Natsai Audrey Chieza and Faber Futures
Born in Harare in Zimbabwe, Chieza arrived in the UK at the age of 17. After studying architecture at the University of Edinburgh, she took an MA in Material Futures at Central Saint Martins before setting up Faber Futures in London in 2018. The studio, including lead strategist Laura Emily Vent, art director Camille Thiéry, design lead Ioana Man (opens in new tab) and design researcher Magdalena Obmalko, are uniquely placed to reshape the conversation in a world screaming for change.
‘When I started the company, it was just me and I was working with a single client, a synthetic biology start-up,’ Chieza recalls. ‘I was very much focused on trying to help them think about sustainability. If you can design and programme living cells to have specific functions, then of course that’s a really interesting technology. What matters more is what you are going to do with it.’

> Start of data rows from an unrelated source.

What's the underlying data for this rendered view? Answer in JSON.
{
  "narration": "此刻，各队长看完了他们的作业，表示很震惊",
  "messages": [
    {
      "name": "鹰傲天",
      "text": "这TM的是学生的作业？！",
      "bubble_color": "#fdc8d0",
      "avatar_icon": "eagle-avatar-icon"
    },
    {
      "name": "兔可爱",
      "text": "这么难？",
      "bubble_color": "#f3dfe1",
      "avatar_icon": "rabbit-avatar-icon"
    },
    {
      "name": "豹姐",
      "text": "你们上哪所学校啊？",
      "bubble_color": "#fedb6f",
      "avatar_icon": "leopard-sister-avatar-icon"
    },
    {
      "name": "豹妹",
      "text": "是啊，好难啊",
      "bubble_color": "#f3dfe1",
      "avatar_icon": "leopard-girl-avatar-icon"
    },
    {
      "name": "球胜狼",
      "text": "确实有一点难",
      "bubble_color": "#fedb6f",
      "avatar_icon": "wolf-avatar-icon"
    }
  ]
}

Faber Futures arose out of this desire to shepherd new technologies into the world without inadvertently replicating or reinforcing archaic systems and structures. ‘We began in the cultural sector, in institutions like galleries and museums, where we could be provocative about future materials and technologies,’ she explains. ‘I think where we are now is moving beyond the provocation, because society is shifting its expectations about the future, and how we manage our resources with climate change.’
It’s not just a social shift; financial institutions are waking up to the challenges. ‘We’re entering what we like to call in the studio a “doing space”, going beyond the speculation, beyond the strategising. Now is the time to actually implement these ideas in a very tangible way.’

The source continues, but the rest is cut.